I see two options of maintaining more or less synchronised list of processing jobs:

  1. Connect to concrete application processes, for example implement application as a ASP.NET Core web application that runs Hangfire Server and that can return list of currently processed background jobs – they can report to some application state when background method is started or stopped execution.
  2. Add heartbeat functionality for background jobs, for example by using a server filter that creates some observer thread/task before job is started and repeatedly reports heartbeats while it's still running with some interval, e.g. each 30 seconds. When there are no heartbeats in last X seconds, you can consider method as aborted.

Both tasks can be created as an extension filter, like CaptureCultureAttribute, and since ideal implementation with perfect synchronised list is not possible anyway, this shouldn't be a part of Hangfire.Core – ProcessingJobs method currently works like (2) anyway, and eventually aborted jobs will be processed again.

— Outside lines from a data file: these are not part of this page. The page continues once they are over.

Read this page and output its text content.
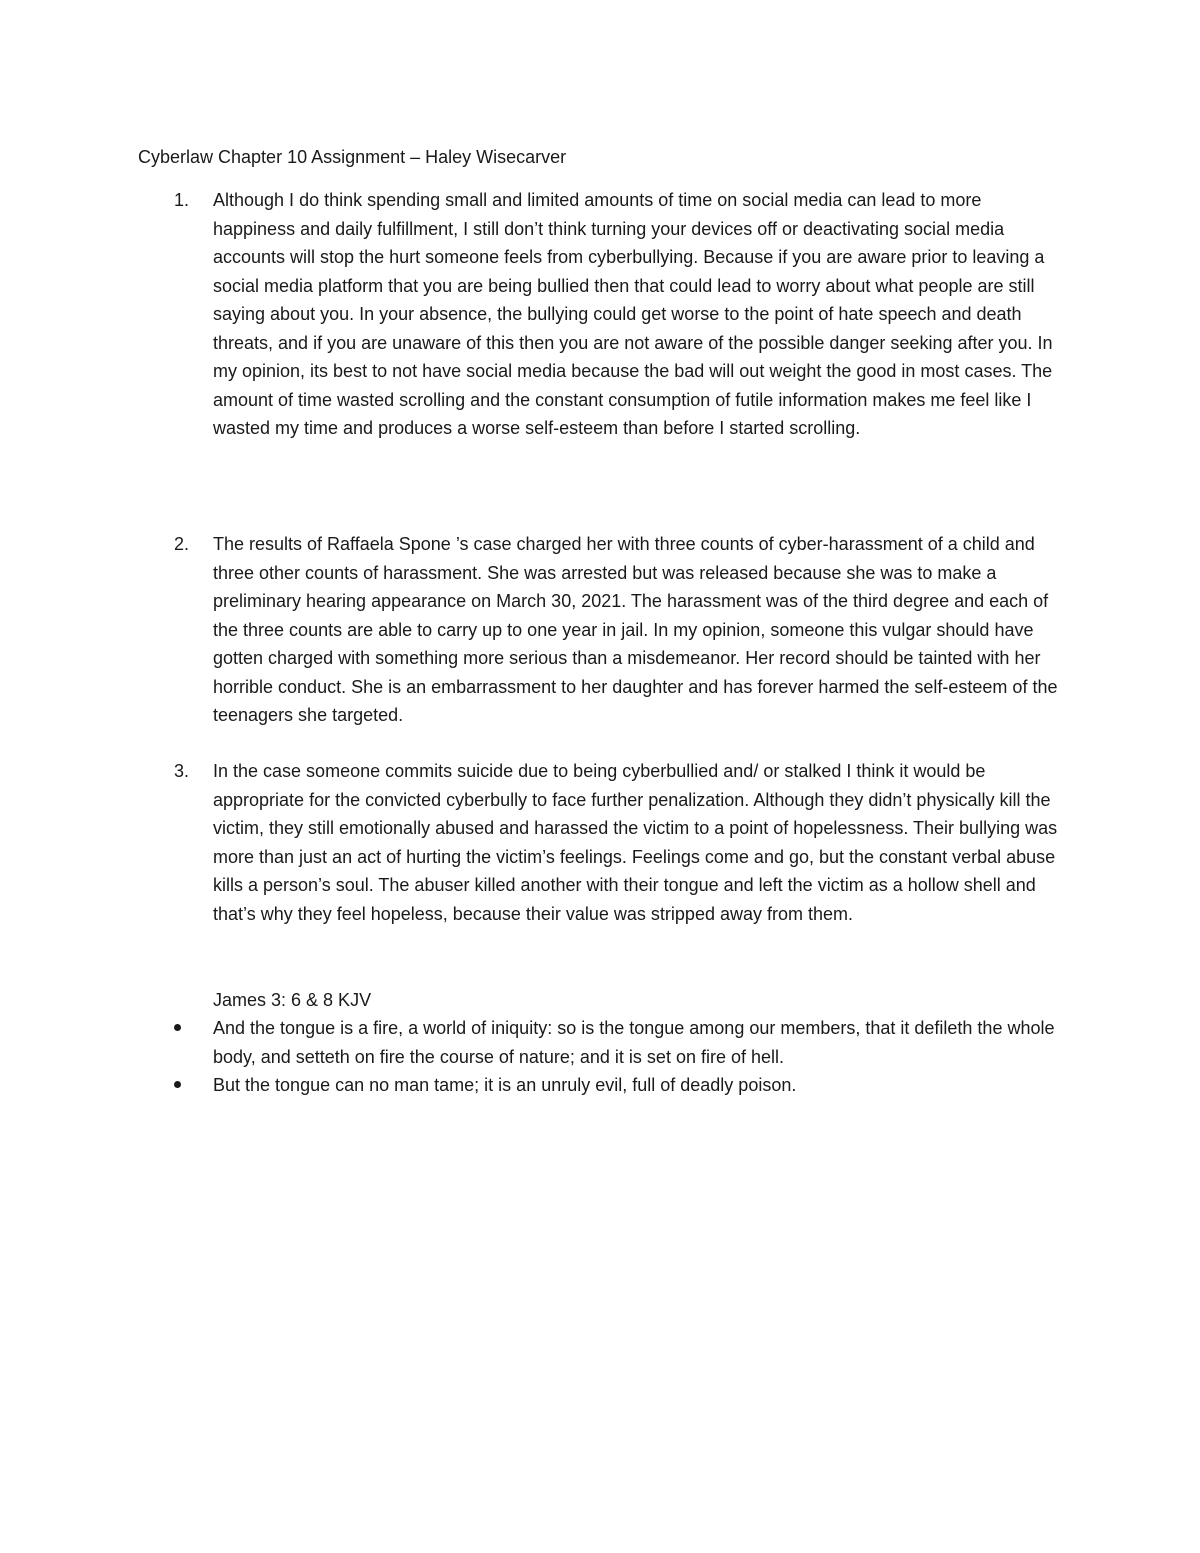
Cyberlaw Chapter 10 Assignment – Haley Wisecarver
1.	Although I do think spending small and limited amounts of time on social media can lead to more happiness and daily fulfillment, I still don’t think turning your devices off or deactivating social media accounts will stop the hurt someone feels from cyberbullying. Because if you are aware prior to leaving a social media platform that you are being bullied then that could lead to worry about what people are still saying about you. In your absence, the bullying could get worse to the point of hate speech and death threats, and if you are unaware of this then you are not aware of the possible danger seeking after you. In my opinion, its best to not have social media because the bad will out weight the good in most cases. The amount of time wasted scrolling and the constant consumption of futile information makes me feel like I wasted my time and produces a worse self-esteem than before I started scrolling.
2.	The results of Raffaela Spone ’s case charged her with three counts of cyber-harassment of a child and three other counts of harassment. She was arrested but was released because she was to make a preliminary hearing appearance on March 30, 2021. The harassment was of the third degree and each of the three counts are able to carry up to one year in jail. In my opinion, someone this vulgar should have gotten charged with something more serious than a misdemeanor. Her record should be tainted with her horrible conduct. She is an embarrassment to her daughter and has forever harmed the self-esteem of the teenagers she targeted.
3.	In the case someone commits suicide due to being cyberbullied and/ or stalked I think it would be appropriate for the convicted cyberbully to face further penalization. Although they didn’t physically kill the victim, they still emotionally abused and harassed the victim to a point of hopelessness. Their bullying was more than just an act of hurting the victim’s feelings. Feelings come and go, but the constant verbal abuse kills a person’s soul. The abuser killed another with their tongue and left the victim as a hollow shell and that’s why they feel hopeless, because their value was stripped away from them.
James 3: 6 & 8 KJV
And the tongue is a fire, a world of iniquity: so is the tongue among our members, that it defileth the whole body, and setteth on fire the course of nature; and it is set on fire of hell.
But the tongue can no man tame; it is an unruly evil, full of deadly poison.
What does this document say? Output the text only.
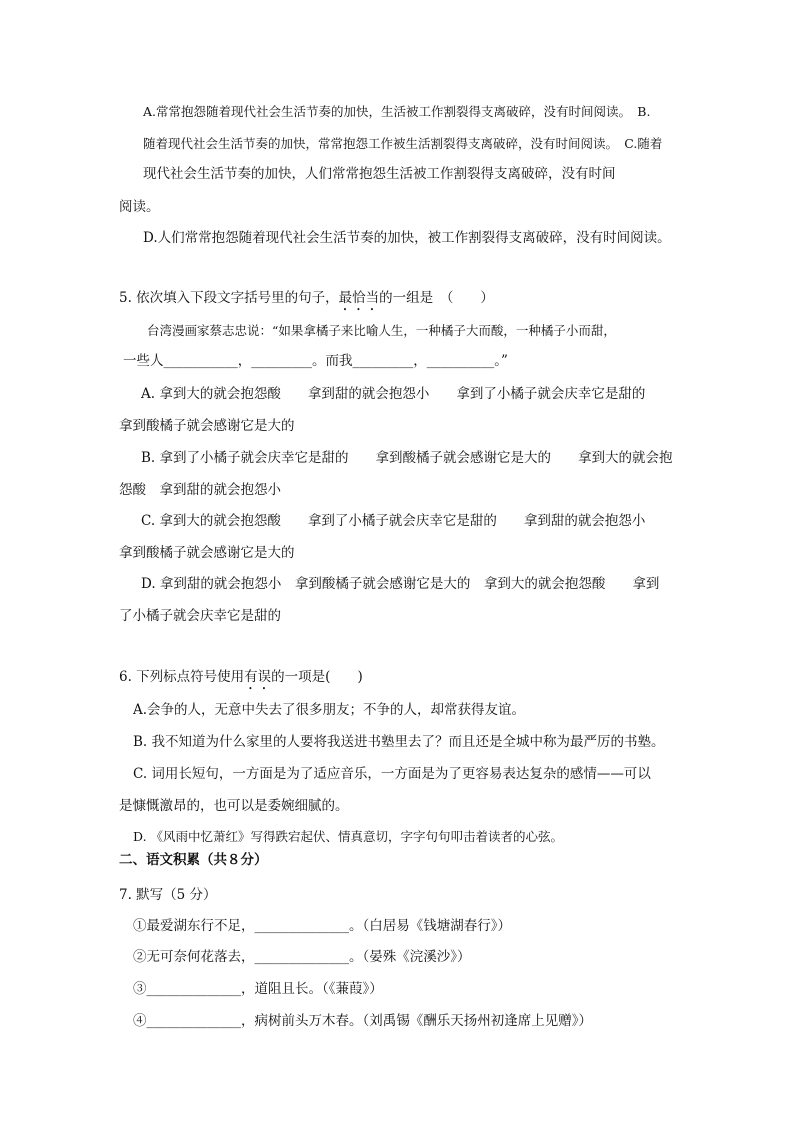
A.常常抱怨随着现代社会生活节奏的加快，生活被工作割裂得支离破碎，没有时间阅读。　B.
随着现代社会生活节奏的加快，常常抱怨工作被生活割裂得支离破碎，没有时间阅读。　C.随着
现代社会生活节奏的加快，人们常常抱怨生活被工作割裂得支离破碎，没有时间
阅读。
D.人们常常抱怨随着现代社会生活节奏的加快，被工作割裂得支离破碎，没有时间阅读。
5. 依次填入下段文字括号里的句子，最恰当的一组是　（　　）
台湾漫画家蔡志忠说：“如果拿橘子来比喻人生，一种橘子大而酸，一种橘子小而甜，
一些人___________，_________。而我_________，__________。”
A. 拿到大的就会抱怨酸　　拿到甜的就会抱怨小　　拿到了小橘子就会庆幸它是甜的
拿到酸橘子就会感谢它是大的
B. 拿到了小橘子就会庆幸它是甜的　　拿到酸橘子就会感谢它是大的　　拿到大的就会抱
怨酸　拿到甜的就会抱怨小
C. 拿到大的就会抱怨酸　　拿到了小橘子就会庆幸它是甜的　　拿到甜的就会抱怨小
拿到酸橘子就会感谢它是大的
D. 拿到甜的就会抱怨小　拿到酸橘子就会感谢它是大的　拿到大的就会抱怨酸　　拿到
了小橘子就会庆幸它是甜的
6. 下列标点符号使用有误的一项是(　　)
A.会争的人，无意中失去了很多朋友；不争的人，却常获得友谊。
B. 我不知道为什么家里的人要将我送进书塾里去了？而且还是全城中称为最严厉的书塾。
C. 词用长短句，一方面是为了适应音乐，一方面是为了更容易表达复杂的感情——可以
是慷慨激昂的，也可以是委婉细腻的。
D. 《风雨中忆萧红》写得跌宕起伏、情真意切，字字句句叩击着读者的心弦。
二、语文积累（共８分）
7. 默写（5 分）
①最爱湖东行不足，______________。（白居易《钱塘湖春行》）
②无可奈何花落去，______________。（晏殊《浣溪沙》）
③______________，道阻且长。（《蒹葭》）
④______________，病树前头万木春。（刘禹锡《酬乐天扬州初逢席上见赠》）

dazbradbury commented 2 years ago

Thanks for your detailed response - I was wondering if it's feasible for the following flow:

1) Process cancellation token is fired, and OperationCanceledException captured by hangfire for the particular job 2) As currently, this is logged with:

Cancellation token fired and handled by job. Worker stop requested while processing background job 'XYZ'. It will be re-queued.

3) A flag is set in the database to state this job was cancelled 4) When the job is re-queued, this flag is reset

If (3) doesn't happen, then we're in the same state as now, so no harm done. If (4) fails, then much like a job failure it can be re-attempted without any side-effects / harm done.

Now when the call is made to:

JobStorage.Current.GetMonitoringApi().ProcessingJobs(...);

It can also return the state of this flag (as set in the DB), which would determine if a job has been cancelled successfully or not. Does this seem feasible? Whilst there is no guarantee of synchronisation here, it does provide the additional information where possible.

odinserj commented 2 years ago

May be, but it's totally unclear where to write this flag – ProcessingJobs index doesn't have anything for data, and can't have in the current implementation and APIs. With JobParameters table it will be hard to understand to which execution it relates. So I don't see any natural solution for this that's general.

For a particular application and use case this can be done with a server filter that intercepts OnPerformed phase and checks whether there's an OperationCanceledException and context.Stopping token is activated, and records this flag somewhere, maybe even in the JobParameters table, but there might be some cases when it's reported as canceled, but actually running now.